Inefficient array operations are probably causing most of the slowness. In particular, I see a lot of lines like this:

Deck.pop(some_index)

Every time you do that, the list has to shift all the elements after that index. You can eliminate this (as well as repeated random functions) by using:

from random import shuffle

# Setup
originalDeck = createCardDeck()

# Individual run
Deck = originalDeck[:]
shuffle(Deck) # shuffles in place

# Draw a card from the end so nothing needs to shift
card = Deck.pop()

# Concise and efficient!

There are some other things you could do, like change long if-else chains into constant time lookups with a dict or custom class. Right now it checks for a straight flush first down to a high card last for every hand, which seems rather inefficient. I doubt that it would make a big difference though.



回答2:

This algorithm is too long and complex for any sensible suggestion apart from generic ones.
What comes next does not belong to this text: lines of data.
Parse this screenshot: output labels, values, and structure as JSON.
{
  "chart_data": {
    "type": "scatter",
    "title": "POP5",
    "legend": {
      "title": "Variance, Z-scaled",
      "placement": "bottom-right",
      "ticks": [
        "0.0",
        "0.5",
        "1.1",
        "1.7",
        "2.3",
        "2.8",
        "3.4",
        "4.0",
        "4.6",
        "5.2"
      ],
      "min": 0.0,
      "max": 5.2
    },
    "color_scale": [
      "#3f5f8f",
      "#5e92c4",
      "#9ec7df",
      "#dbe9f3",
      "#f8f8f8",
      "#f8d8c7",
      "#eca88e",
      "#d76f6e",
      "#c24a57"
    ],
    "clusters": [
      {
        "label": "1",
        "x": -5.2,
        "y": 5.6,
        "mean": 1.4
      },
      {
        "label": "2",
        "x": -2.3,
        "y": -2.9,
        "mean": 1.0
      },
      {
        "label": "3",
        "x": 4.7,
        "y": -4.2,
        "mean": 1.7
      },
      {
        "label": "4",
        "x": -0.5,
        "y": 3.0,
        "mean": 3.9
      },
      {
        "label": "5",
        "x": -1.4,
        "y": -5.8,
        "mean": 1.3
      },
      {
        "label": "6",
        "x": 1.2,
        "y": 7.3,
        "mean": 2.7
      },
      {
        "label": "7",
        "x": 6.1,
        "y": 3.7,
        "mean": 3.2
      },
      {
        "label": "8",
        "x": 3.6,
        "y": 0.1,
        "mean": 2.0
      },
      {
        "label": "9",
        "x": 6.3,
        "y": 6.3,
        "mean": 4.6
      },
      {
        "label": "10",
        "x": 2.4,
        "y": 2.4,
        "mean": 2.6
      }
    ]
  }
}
So here you go: vectorise everything you can and work with vectors of data instead of loops, lists, insertions, removals. Montecarlo simulations allow for this quite nicely because all samples are independent.

For example, you want 1 million retries, generate a numpy array of random 1 million values in one line. You want to test outcome, place 1 million outcomes into a numpy array and test all of them at once against a given condition generating a numpy array of booleans.

If you manage to vectorize this you will get tremendous performance increases.